Si l’on rappelle que le service public est le patrimoine de ceux qui n’ont rien, il est aisé de comprendre que ce nouveau Président n’est pas celui de tous les Français et surtout pas celui des actifs, des retraités ou des chômeurs, en fait, des gens qui ne sont rien !
C’est dans ce cadre qu’est imposée la réforme du code du travail, la hausse de la CSG et toutes les mesures qui découleront de cette volonté d’être le bon élève de cette Europe libérale. C’est toujours dans la même logique, que l’aide publique au développement va connaître une réduction de 140 millions d’euros en 2018 ! C’est «la plus importante coupe budgétaire de l’aide publique au développement jamais connue. C’est l’équivalent de 1,9 million de personnes qui n’auront plus accès à des soins de santé primaire » dénonce Michael Siegel, chargé de plaidoyer à Oxfam (6).
En marche vers l’abime !
En affirmant la prédominance des privilèges dont quelques-uns jouissent, au préjudice de tous les autres les nouveaux députés de la « République en Marche » conduisent la majorité des Français dans l’abime du fondement des inégalités.
(1) Emmanuel Macron, 15 juin 2017- salon VivaTech Paris
(2) J.J. Rousseau : « Discours sur l’origine et les fondements de l’inégalité parmi les hommes » - 1755
(3) Emmanuel Macron obtient un DEA de philosophie à l’université de Nanterre.

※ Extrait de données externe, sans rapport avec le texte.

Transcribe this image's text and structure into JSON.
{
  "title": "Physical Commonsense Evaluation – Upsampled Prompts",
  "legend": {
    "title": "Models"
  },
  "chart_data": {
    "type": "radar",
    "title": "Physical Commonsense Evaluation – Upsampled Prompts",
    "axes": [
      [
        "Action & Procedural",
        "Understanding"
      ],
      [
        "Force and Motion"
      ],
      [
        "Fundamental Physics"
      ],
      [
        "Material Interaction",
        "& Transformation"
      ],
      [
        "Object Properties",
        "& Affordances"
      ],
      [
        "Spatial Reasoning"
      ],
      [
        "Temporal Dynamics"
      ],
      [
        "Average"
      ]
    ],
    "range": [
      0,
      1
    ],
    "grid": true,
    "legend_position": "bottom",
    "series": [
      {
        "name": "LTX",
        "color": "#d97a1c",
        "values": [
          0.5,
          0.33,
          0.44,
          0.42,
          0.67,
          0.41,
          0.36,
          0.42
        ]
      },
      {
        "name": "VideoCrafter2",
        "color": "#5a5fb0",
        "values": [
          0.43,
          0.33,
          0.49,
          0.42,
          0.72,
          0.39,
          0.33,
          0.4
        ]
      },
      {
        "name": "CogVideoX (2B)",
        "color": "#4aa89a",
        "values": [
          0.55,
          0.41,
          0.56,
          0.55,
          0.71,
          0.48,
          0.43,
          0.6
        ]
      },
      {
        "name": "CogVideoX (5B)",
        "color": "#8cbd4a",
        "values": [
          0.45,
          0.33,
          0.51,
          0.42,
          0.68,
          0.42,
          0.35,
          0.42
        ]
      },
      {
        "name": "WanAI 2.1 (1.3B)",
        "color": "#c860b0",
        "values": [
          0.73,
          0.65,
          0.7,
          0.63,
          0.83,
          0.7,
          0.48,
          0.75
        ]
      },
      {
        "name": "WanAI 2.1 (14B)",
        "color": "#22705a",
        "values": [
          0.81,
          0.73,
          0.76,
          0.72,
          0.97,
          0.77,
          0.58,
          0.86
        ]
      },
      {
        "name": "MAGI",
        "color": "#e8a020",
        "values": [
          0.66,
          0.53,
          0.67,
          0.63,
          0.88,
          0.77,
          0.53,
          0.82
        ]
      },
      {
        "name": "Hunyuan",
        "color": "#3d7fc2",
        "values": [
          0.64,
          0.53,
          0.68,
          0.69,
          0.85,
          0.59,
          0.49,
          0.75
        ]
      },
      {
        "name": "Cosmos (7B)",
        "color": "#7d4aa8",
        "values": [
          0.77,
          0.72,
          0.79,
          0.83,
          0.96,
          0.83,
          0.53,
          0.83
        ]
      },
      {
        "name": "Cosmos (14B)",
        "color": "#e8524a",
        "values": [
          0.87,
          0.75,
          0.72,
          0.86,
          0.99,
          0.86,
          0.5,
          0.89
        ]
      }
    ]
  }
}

Ses objets d’étude ? Machiavel, Hegel
(4) Le crédit d'impôt pour la compétitivité et l'emploi (CICE) équivaut à une baisse de cotisations sociales pour toutes les entreprises, y compris les PME et les TPE
(5) « Macron change de cap sous la pression des milieux d'affaires » 10 juillet 2017 Par Romaric Godin et Laurent Mauduit - Médiapart
(6) Oxfam France est membre de la confédération Oxfam, une organisation internationale de développement qui mobilise le pouvoir citoyen contre la pauvreté.